A Câmara de Comércio Chinês-Dominicana, em funcionamento desde 2011, bem antes do estabelecimento das relações, também não atingiu o nível de participação e alcance que órgãos semelhantes em outros países, como a Colômbia, alcançaram. A Associação de Amizade Dominicana-Chinesa, dirigida por Robert Santana, que também dirige a câmara de comércio, também tem mantido um perfil discreto. Essas associações de amizade são geralmente usadas pelo Departamento de Trabalho da Frente Unida do Partido Comunista Chinês para apoiar suas atividades de influência em toda a região. A Jade Pro-Chinese Community Foundation, outrora alinhada a Taiwan, entre outros grupos, também desempenha algum papel na coordenação e no avanço dos interesses chineses e da comunidade chinesa no país.
Crime organizado
Embora o crime organizado envolvendo comunidades chinesas e atividades comerciais tenha sido um problema crescente na região, o perfil de tais atividades na República Dominicana é indiscutivelmente menor do que em outras partes do Caribe. Incidentes periódicos, como o espancamento fatal do proprietário de um restaurante chinês de frutos do mar em 2013, indicam a presença de algum crime organizado no país. Ainda assim, vários especialistas consultados para este trabalho indicaram que os indicadores do crime chinês, como assassinatos violentos dentro das comunidades chinesas, tráfico de pessoas ou “negócios do andar de cima” com jogos de azar informais, são relativamente limitados.
Cooperação em segurança
A cooperação de segurança entre a RPC e a República Dominicana, que decolou durante o governo de Medina após o estabelecimento de relações, começou a se expandir novamente à medida que o primeiro governo de Abinader se aproxima do fim.

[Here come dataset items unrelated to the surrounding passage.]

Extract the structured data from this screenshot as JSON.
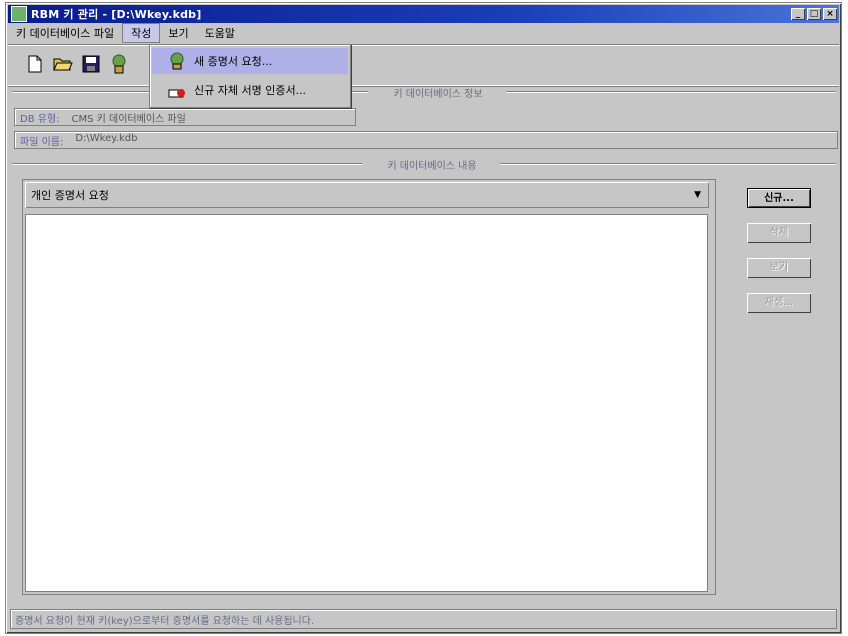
{
  "window": {
    "title": "RBM 키 관리 - [D:\\Wkey.kdb]",
    "controls": [
      "_",
      "□",
      "×"
    ]
  },
  "menubar": {
    "items": [
      "키 데이터베이스 파일",
      "작성",
      "보기",
      "도움말"
    ]
  },
  "dropdown": {
    "items": [
      "새 증명서 요청...",
      "신규 자체 서명 인증서..."
    ]
  },
  "info": {
    "section_title": "키 데이터베이스 정보",
    "db_type_label": "DB 유형:",
    "db_type_value": "CMS 키 데이터베이스 파일",
    "file_name_label": "파일 이름:",
    "file_name_value": "D:\\Wkey.kdb"
  },
  "content": {
    "section_title": "키 데이터베이스 내용",
    "combo_value": "개인 증명서 요청"
  },
  "buttons": {
    "new": "신규...",
    "delete": "삭제",
    "view": "보기",
    "recreate": "재생..."
  },
  "status": {
    "text": "증명서 요청이 현재 키(key)으로부터 증명서를 요청하는 데 사용됩니다."
  }
}
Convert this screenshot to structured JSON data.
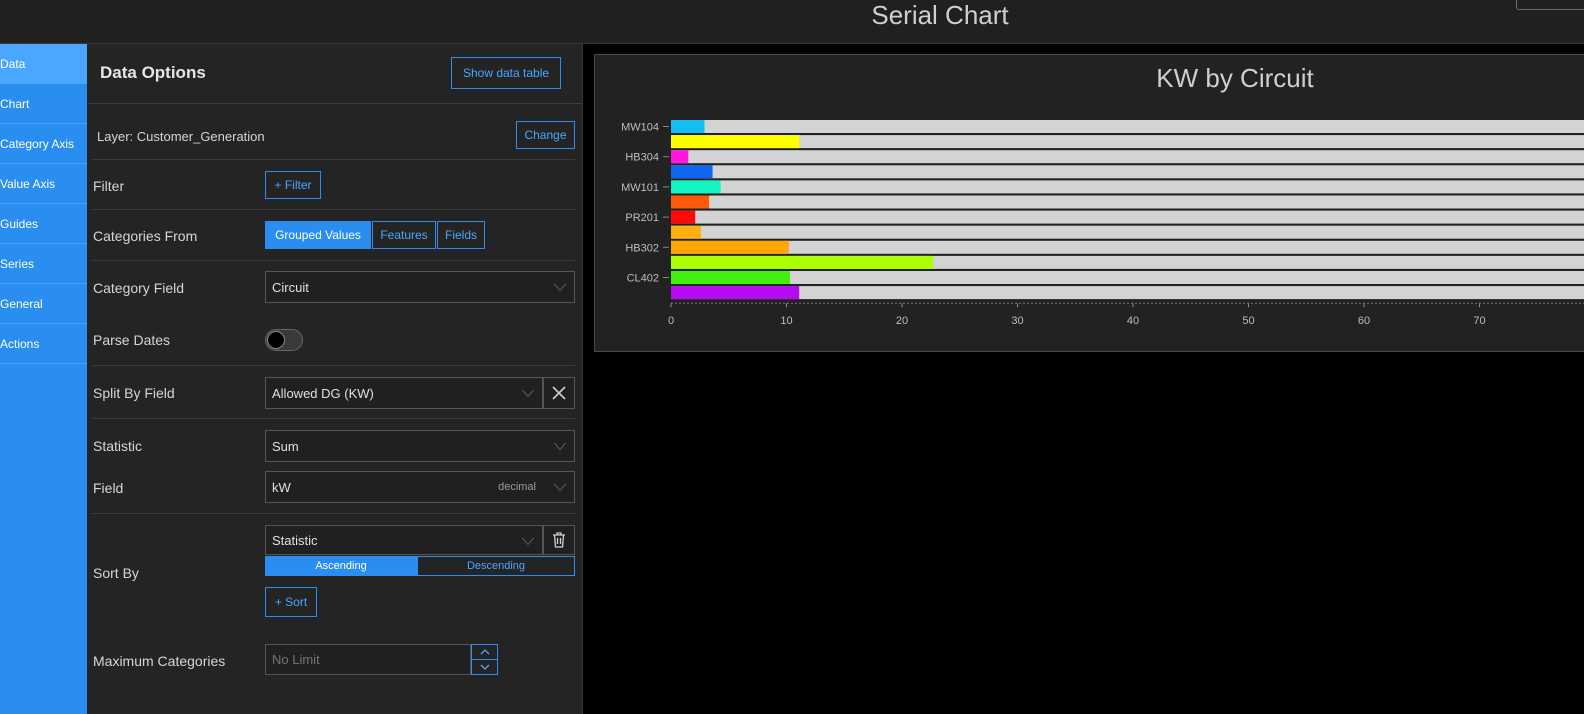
{
  "header": {
    "title": "Serial Chart"
  },
  "nav": {
    "items": [
      {
        "label": "Data"
      },
      {
        "label": "Chart"
      },
      {
        "label": "Category Axis"
      },
      {
        "label": "Value Axis"
      },
      {
        "label": "Guides"
      },
      {
        "label": "Series"
      },
      {
        "label": "General"
      },
      {
        "label": "Actions"
      }
    ]
  },
  "panel": {
    "title": "Data Options",
    "show_table_label": "Show data table",
    "layer_label": "Layer: Customer_Generation",
    "change_label": "Change",
    "filter_label": "Filter",
    "filter_button": "+ Filter",
    "categories_from_label": "Categories From",
    "categories_options": [
      "Grouped Values",
      "Features",
      "Fields"
    ],
    "category_field_label": "Category Field",
    "category_field_value": "Circuit",
    "parse_dates_label": "Parse Dates",
    "split_by_label": "Split By Field",
    "split_by_value": "Allowed DG (KW)",
    "statistic_label": "Statistic",
    "statistic_value": "Sum",
    "field_label": "Field",
    "field_value": "kW",
    "field_type": "decimal",
    "sort_by_label": "Sort By",
    "sort_value": "Statistic",
    "ascending_label": "Ascending",
    "descending_label": "Descending",
    "add_sort_label": "+ Sort",
    "max_categories_label": "Maximum Categories",
    "max_categories_placeholder": "No Limit"
  },
  "colors": {
    "accent": "#2a8ef0",
    "nav_bg": "#2a8ef0",
    "panel_bg": "#242424"
  },
  "chart_data": {
    "type": "bar",
    "orientation": "horizontal",
    "title": "KW by Circuit",
    "categories": [
      "MW104",
      "HB304",
      "MW101",
      "PR201",
      "HB302",
      "CL402"
    ],
    "xlim": [
      0,
      80
    ],
    "x_ticks": [
      0,
      10,
      20,
      30,
      40,
      50,
      60,
      70
    ],
    "track_color": "#d3d3d3",
    "bars": [
      {
        "category": "MW104",
        "value": 2.9,
        "color": "#12bff0"
      },
      {
        "category": "MW104",
        "value": 11.1,
        "color": "#ffff00"
      },
      {
        "category": "HB304",
        "value": 1.5,
        "color": "#ff17e0"
      },
      {
        "category": "HB304",
        "value": 3.6,
        "color": "#1066f0"
      },
      {
        "category": "MW101",
        "value": 4.3,
        "color": "#12f5c0"
      },
      {
        "category": "MW101",
        "value": 3.3,
        "color": "#ff5a0a"
      },
      {
        "category": "PR201",
        "value": 2.1,
        "color": "#ff0a0a"
      },
      {
        "category": "PR201",
        "value": 2.6,
        "color": "#ffaf10"
      },
      {
        "category": "HB302",
        "value": 10.2,
        "color": "#ffa505"
      },
      {
        "category": "HB302",
        "value": 22.7,
        "color": "#aaff00"
      },
      {
        "category": "CL402",
        "value": 10.3,
        "color": "#44ee10"
      },
      {
        "category": "CL402",
        "value": 11.1,
        "color": "#b60af0"
      }
    ]
  }
}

Em julho de 2023, pela primeira vez, o exército dominicano, sob o comando do Ministro da Defesa Carlos Diaz Morfa, autorizou a participação de pessoal dominicano em uma competição militar de atiradores de elite em Xinjiang. A nova medida ocorreu ao mesmo tempo em que foi anunciada uma oferta para treinar a polícia dominicana, tanto na República Dominicana quanto na China, levantando questões sobre a possibilidade de uma cooperação de segurança ampliada em outras áreas, à medida que o país se aproxima das eleições de maio de 2024.
Conclusão
A República Dominicana está estrategicamente localizada no centro do Caribe, integrada à economia dos EUA por meio do acordo de livre comércio entre a América Central e a República Dominicana e ligada aos Estados Unidos por laços geográficos, comerciais e familiares. É do interesse estratégico dos Estados Unidos e da região que suas interações com a RPC sejam conduzidas dentro de uma estrutura de transparência, instituições sólidas e igualdade de condições, e que as atividades da RPC no país, sejam elas arquiteturas digitais, relações militares ou influência sobre as elites, não prejudiquem a segurança e outras cooperações em nossa vizinhança caribenha compartilhada ou criem vulnerabilidades que a RPC possa explorar.

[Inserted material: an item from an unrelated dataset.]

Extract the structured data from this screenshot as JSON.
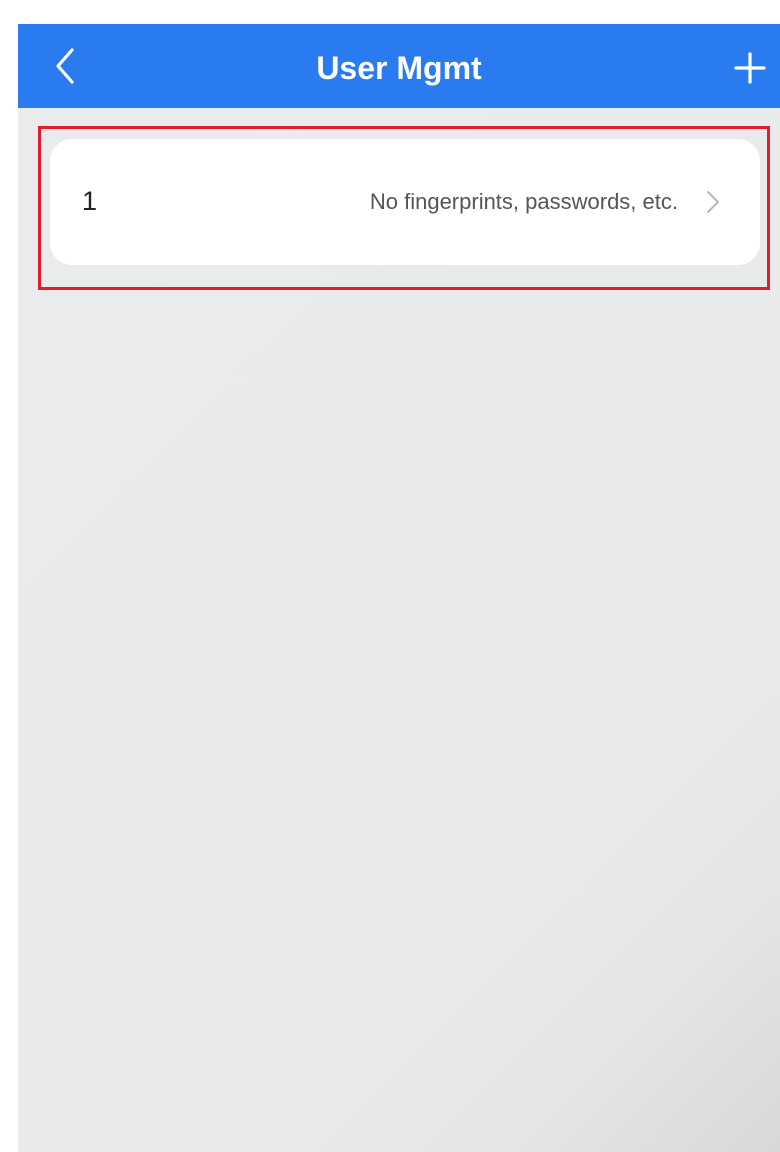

Evan Ellis é associado sênior do Programa das Américas no Centro de Estudos Estratégicos e Internacionais em Washington, D.C. Ele também é professor de estudos latino-americanos no Instituto de Estudos Estratégicos da Escola de Guerra do Exército dos EUA.
O autor gostaria de agradecer ao Embaixador Nestor Ceron, Rosa Ng e Josefina Reynoso, entre outros, por suas contribuições a este trabalho.
Isenção de responsabilidade: Os pontos de vista e opiniões expressos neste artigo são os do autor. Elas não refletem necessariamente a política ou posição oficial de nenhuma agência do governo dos EUA, da revista Diálogo, ou de seus membros. Este artigo da Academia foi traduzido à máquina.